Content Types
Table A-1 shows the breakdown of responses by content type. As you can see, images make up about 60% of all web requests by count and 40% by volume. The top three content types—GIFs, JPEGs, and HTML—account for 95% of all requests and 63% of all traffic volume.
Table A-1. The Most Popular Content Types (IRCache Data)
| Content Type | Count % | Volume % | Mean Size, KB |
|---|---|---|---|
| image/gif | 40.8 | 16.6 | 3.75 |
| text/html | 35.1 | 23.1 | 6.07 |
| image/jpeg | 19.0 | 22.9 | 11.12 |
| text/plain | 1.7 | 2.5 | 13.45 |
| application/x-javascript | 1.5 | 0.2 | 1.45 |
| application/octet-stream | 0.5 | 10.2 | 179.22 |
| application/zip | 0.1 | 8.0 | 684.14 |
| video/mpeg | 0.0 | 3.4 | 761.90 |
| application/pdf | 0.0 | 1.3 | 336.30 |
| audio/mpeg | 0.0 | 2.5 | 1707.70 |
| video/quicktime | 0.0 | 1.2 | 1205.42 |
| All others | 1.1 | 8.1 | 69.60 |
This data is derived from the fifth and tenth fields of Squid’s access.log file. The logs include many responses without a content type, such as 302 (Found) and 304 (Not Modified). All non-200 status responses without a content type have been filtered out. I have not eliminated the effects of popularity. Thus, these numbers represent the percentage of requests made by clients rather than the percentage of content that lives at origin servers.

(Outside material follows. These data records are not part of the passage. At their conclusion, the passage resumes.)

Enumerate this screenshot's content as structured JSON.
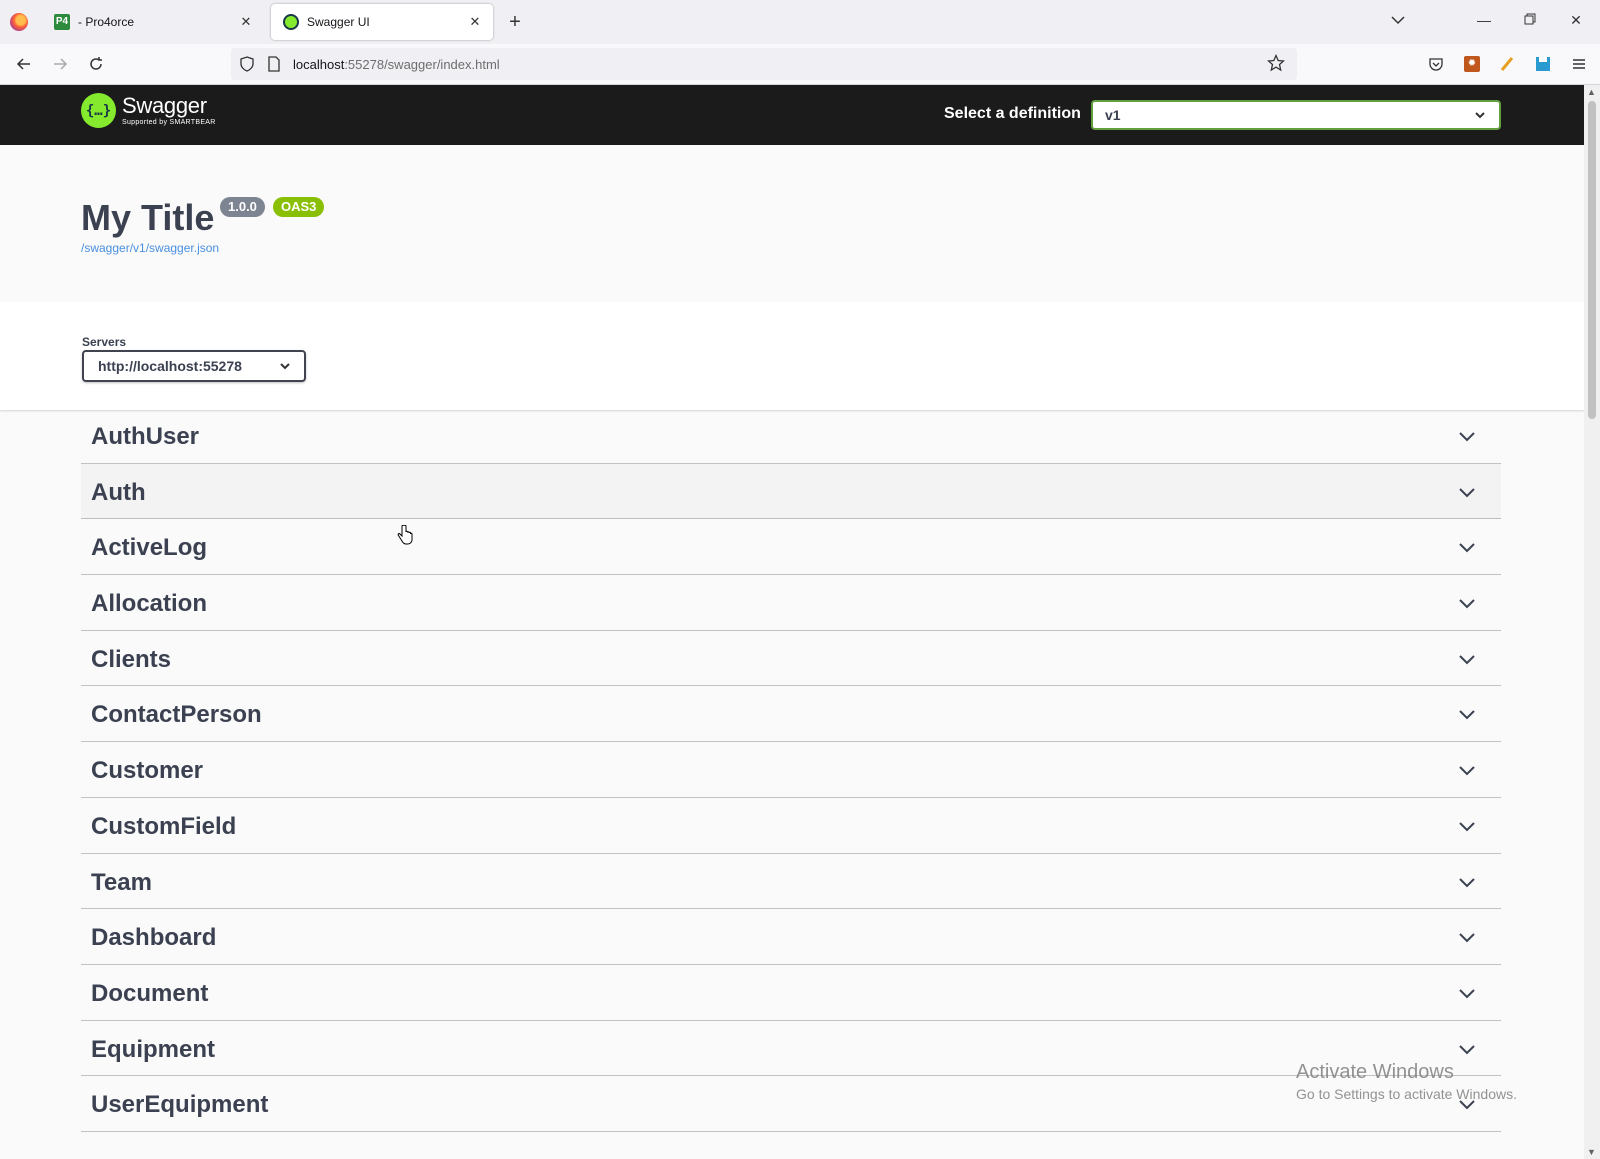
{
  "browser": {
    "tabs": [
      {
        "title": "- Pro4orce",
        "favicon": "P4",
        "active": false
      },
      {
        "title": "Swagger UI",
        "favicon": "swagger-icon",
        "active": true
      }
    ],
    "url": {
      "host": "localhost",
      "rest": ":55278/swagger/index.html"
    }
  },
  "swagger": {
    "logo_text": "Swagger",
    "logo_sub": "Supported by SMARTBEAR",
    "definition_label": "Select a definition",
    "definition_value": "v1",
    "title": "My Title",
    "version": "1.0.0",
    "oas_badge": "OAS3",
    "spec_url": "/swagger/v1/swagger.json",
    "servers_label": "Servers",
    "server_value": "http://localhost:55278",
    "tags": [
      {
        "name": "AuthUser"
      },
      {
        "name": "Auth"
      },
      {
        "name": "ActiveLog"
      },
      {
        "name": "Allocation"
      },
      {
        "name": "Clients"
      },
      {
        "name": "ContactPerson"
      },
      {
        "name": "Customer"
      },
      {
        "name": "CustomField"
      },
      {
        "name": "Team"
      },
      {
        "name": "Dashboard"
      },
      {
        "name": "Document"
      },
      {
        "name": "Equipment"
      },
      {
        "name": "UserEquipment"
      }
    ],
    "colors": {
      "accent": "#85ea2d",
      "version_badge": "#7d8492",
      "oas_badge": "#89bf04",
      "topbar": "#1b1b1b"
    }
  },
  "watermark": {
    "line1": "Activate Windows",
    "line2": "Go to Settings to activate Windows."
  }
}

Figure A-3 shows some long-term trends of the three most popular content types and JavaScript. The percentage of JPEG images remains more or less constant at about 20%. GIF requests seem to have a decreasing trend, and HTML has a corresponding increasing trend. The GIF and JPEG traces are very periodic. The peaks and valleys correspond to weekends and weekdays. ...